Il lavoro di cura continua a essere una delle infrastrutture più importanti e meno visibili della nostra società. Un lavoro svolto in larga parte da donne, spesso da donne migranti, che tiene insieme famiglie, comunità e sistemi di welfare.
Quando l’Intelligenza Artificiale entra in questo ambito, non stiamo parlando soltanto di tecnologia.
Stiamo parlando di relazioni, fragilità, competenze, diritti e responsabilità.
Abbiamo discusso di bisogni reali di famiglie, assistenti familiari e persone anziane; di ciò che l’AI può già fare oggi, dal monitoraggio predittivo al supporto decisionale; ma anche dei limiti ancora aperti: bias algoritmici, usabilità, formazione, digital gender divide.

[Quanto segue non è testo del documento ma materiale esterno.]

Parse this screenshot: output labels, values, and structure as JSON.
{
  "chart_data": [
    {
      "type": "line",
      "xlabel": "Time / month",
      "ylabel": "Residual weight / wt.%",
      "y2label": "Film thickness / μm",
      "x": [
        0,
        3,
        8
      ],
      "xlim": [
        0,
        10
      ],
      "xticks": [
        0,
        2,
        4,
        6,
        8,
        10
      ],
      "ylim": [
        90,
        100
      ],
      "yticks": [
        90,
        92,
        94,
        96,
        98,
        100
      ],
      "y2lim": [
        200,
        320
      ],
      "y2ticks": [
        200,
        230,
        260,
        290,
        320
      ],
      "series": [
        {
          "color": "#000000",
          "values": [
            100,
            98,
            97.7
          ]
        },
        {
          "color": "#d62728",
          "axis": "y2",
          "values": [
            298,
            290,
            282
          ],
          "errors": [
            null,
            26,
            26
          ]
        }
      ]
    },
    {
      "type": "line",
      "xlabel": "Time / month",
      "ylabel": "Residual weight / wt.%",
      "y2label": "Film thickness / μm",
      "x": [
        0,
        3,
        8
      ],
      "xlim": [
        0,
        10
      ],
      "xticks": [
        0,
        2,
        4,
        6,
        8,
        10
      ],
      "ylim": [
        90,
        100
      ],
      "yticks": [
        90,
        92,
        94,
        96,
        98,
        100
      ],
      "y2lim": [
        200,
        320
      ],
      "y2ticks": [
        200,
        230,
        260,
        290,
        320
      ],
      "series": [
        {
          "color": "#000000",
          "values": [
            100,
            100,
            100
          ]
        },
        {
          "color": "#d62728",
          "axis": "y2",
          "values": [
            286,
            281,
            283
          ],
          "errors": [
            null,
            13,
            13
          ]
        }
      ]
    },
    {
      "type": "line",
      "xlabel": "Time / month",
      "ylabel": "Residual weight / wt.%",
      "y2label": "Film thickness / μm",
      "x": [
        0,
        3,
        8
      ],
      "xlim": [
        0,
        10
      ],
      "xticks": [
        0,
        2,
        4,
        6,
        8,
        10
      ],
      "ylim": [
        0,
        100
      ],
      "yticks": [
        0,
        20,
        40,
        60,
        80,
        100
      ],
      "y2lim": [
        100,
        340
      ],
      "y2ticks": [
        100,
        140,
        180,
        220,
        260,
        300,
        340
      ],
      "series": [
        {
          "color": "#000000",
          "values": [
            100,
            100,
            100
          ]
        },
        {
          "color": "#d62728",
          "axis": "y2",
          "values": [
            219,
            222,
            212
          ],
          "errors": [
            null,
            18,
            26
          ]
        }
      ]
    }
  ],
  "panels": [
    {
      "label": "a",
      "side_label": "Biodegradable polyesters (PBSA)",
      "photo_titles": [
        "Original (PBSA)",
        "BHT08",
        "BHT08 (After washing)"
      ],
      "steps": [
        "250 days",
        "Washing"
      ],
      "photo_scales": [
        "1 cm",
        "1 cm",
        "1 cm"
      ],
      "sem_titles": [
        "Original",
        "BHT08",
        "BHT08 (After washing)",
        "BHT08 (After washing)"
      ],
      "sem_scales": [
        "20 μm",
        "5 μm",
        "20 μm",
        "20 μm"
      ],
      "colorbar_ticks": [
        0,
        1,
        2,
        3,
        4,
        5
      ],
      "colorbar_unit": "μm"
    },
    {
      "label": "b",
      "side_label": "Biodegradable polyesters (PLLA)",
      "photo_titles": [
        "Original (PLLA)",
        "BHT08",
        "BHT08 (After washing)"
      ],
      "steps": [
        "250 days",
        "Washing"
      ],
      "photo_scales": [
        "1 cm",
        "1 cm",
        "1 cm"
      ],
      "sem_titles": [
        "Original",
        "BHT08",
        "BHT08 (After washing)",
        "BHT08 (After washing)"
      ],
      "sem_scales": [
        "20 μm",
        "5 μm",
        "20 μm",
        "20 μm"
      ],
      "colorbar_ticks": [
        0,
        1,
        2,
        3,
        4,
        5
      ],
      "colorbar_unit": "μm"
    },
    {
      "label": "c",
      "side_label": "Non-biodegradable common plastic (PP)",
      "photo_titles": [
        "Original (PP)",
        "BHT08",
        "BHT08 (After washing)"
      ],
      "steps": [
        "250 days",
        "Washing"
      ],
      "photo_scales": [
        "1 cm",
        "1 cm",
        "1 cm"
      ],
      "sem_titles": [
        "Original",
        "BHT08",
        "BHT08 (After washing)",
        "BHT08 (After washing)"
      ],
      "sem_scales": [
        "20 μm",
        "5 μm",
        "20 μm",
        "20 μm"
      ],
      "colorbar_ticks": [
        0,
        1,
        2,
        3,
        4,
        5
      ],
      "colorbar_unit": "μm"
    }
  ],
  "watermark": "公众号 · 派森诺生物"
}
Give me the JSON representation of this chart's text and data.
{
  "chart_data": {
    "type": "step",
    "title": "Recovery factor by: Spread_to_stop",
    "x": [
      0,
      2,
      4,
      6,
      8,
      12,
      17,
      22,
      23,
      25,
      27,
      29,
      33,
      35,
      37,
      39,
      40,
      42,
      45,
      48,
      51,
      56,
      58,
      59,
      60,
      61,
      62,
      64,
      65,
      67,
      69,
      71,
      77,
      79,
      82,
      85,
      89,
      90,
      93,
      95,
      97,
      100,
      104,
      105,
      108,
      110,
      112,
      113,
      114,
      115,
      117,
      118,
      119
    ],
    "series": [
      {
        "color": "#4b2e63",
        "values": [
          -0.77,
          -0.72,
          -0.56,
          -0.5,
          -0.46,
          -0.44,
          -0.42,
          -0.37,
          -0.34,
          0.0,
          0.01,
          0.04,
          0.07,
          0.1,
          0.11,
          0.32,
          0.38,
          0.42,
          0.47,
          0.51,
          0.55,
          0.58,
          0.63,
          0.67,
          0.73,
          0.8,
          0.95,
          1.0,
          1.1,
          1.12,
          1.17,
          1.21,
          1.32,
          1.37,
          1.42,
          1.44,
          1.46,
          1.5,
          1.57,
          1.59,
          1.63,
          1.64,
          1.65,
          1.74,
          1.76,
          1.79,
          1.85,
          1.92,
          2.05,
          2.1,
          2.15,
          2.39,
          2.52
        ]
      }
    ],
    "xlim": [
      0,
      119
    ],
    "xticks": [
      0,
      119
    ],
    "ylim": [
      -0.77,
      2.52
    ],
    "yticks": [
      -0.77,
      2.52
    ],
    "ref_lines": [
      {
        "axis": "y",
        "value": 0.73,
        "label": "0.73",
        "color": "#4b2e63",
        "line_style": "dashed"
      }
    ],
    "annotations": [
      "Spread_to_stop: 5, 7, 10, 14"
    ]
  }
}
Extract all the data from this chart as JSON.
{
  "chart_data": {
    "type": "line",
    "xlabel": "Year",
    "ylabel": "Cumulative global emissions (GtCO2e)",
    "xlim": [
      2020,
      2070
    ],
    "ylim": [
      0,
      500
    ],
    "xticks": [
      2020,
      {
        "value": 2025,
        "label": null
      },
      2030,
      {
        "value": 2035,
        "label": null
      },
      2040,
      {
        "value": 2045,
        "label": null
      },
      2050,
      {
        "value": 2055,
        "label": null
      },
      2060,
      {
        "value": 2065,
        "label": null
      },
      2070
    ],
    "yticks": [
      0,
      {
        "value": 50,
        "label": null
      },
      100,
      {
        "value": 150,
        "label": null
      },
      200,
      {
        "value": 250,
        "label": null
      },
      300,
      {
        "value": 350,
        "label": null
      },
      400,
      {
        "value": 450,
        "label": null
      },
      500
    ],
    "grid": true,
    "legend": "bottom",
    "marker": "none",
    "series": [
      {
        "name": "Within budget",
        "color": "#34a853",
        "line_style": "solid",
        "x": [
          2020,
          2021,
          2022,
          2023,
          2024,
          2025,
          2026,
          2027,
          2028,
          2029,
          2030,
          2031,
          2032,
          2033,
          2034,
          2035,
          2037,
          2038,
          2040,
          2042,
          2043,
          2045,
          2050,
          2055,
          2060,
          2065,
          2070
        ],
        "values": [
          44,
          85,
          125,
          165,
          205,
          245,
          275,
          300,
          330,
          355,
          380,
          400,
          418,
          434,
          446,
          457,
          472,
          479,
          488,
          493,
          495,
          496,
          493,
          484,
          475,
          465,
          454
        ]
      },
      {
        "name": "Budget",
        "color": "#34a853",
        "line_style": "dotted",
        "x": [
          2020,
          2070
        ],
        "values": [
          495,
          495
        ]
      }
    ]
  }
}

Un tema mi colpisce sempre.
Mentre sviluppiamo robot sociali, assistenti virtuali e sistemi intelligenti per supportare la cura, emerge un paradosso: più la tecnologia entra nelle relazioni di cura, più diventano preziose competenze profondamente umane come ascolto, empatia, interpretazione del contesto e gestione della complessità.
Questo è stato il terzo e ultimo appuntamento della Torino Future Week a cui ho avuto il piacere di partecipare.
Un mio percorso che, da prospettive diverse, ha ribadito sempre la stessa convinzione: il futuro non si costruisce solo con l’innovazione tecnologica, ma con comunità capaci di trasformare partecipazione, relazioni e cura in progettualità condivisa.